NavList:
A Community Devoted to the Preservation and Practice of Celestial Navigation and Other Methods of Traditional Wayfinding
Re: Lights etc.
From: Rodney Myrvaagnes
Date: 2003 Oct 10, 11:04 -0500
From: Rodney Myrvaagnes
Date: 2003 Oct 10, 11:04 -0500
On Fri, 10 Oct 2003 19:14:03 +0530, Keith Williams wrote: >This white light practice needs to be sorted out asap. It's stupid of us >yachties to think we can wander around with lights which confuse the >professionals, let alone each other. > >Why one earth would a sailor use solely an all-round white when >underway? WE NEED THE COLOURED SECTORS - they tell other mariners who I hope that my lighting maximizes the information available to other mariners. I have a sailboat slightly under 1 m long, although its lights are the size for over 12. The stock arrangement is r/g on the bow pulpit, and white on the stern, with a steaming light about 30 feet up the mast. I have added a tricolor lantern with an all-around white at the masthead. The tricolor can be used only when the engine is off. So the stock motoring arrangement is invisible over a fairly near horizon. To make the boat as visible under power as it is under sail when motoring at sea, I replace the white stern light and the steaming light with the all-around white that is 56 feet high. Until the r/g bow lights, about 6 feet high, appear over the horizon, this arrangement looks exactly like the single all-around white. I suggest that a vessel that can only go 6 kts under power can reasonably be regarded as overtaken by a fast-moving large vessel until the bow lights become visible.
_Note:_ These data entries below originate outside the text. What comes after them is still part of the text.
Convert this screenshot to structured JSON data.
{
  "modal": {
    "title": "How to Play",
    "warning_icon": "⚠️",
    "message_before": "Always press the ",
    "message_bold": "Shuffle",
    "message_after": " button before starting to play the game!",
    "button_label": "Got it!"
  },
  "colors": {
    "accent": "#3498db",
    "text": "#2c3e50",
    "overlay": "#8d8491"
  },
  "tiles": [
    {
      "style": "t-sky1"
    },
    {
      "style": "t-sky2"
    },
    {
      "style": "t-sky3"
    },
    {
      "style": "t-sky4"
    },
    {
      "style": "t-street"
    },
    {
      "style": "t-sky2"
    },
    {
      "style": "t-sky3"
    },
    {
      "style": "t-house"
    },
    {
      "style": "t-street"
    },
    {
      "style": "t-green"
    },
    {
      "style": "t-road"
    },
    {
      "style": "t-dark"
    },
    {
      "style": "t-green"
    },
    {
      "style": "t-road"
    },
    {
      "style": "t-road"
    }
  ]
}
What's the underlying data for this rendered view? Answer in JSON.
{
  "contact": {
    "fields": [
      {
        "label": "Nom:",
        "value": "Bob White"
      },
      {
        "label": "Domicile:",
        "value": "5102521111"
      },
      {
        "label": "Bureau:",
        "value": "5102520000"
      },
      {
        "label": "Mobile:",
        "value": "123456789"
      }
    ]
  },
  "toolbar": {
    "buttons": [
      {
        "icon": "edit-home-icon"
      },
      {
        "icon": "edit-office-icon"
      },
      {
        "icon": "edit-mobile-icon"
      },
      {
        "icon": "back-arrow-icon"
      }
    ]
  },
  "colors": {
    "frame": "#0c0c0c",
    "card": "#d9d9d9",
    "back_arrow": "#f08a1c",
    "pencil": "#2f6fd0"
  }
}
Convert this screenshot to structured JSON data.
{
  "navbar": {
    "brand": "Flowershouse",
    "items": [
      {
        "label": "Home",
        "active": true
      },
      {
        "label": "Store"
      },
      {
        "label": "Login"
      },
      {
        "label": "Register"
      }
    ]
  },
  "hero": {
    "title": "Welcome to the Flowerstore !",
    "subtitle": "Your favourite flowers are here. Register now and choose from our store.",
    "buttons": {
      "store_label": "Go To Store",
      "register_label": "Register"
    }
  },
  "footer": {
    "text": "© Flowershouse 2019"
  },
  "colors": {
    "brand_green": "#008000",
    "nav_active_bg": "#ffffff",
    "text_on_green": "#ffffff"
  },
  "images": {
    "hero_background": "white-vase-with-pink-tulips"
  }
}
I ask the professionals in this discussion if there is any better [legal] arrangement I could use. I have seen others use the tricolor along with the steaming light. Having the steaming light below the red/green is a violation of ColRegs. If its directional information is of value to ships at a distance, and there is no other mandated light array that might be confused with this. perhaps the IMO should move for a revision of ColRegs. Rodney Myrvaagnes J36 Opinionated old geezer Eagles may soar, but weasels don't get sucked into jet engines.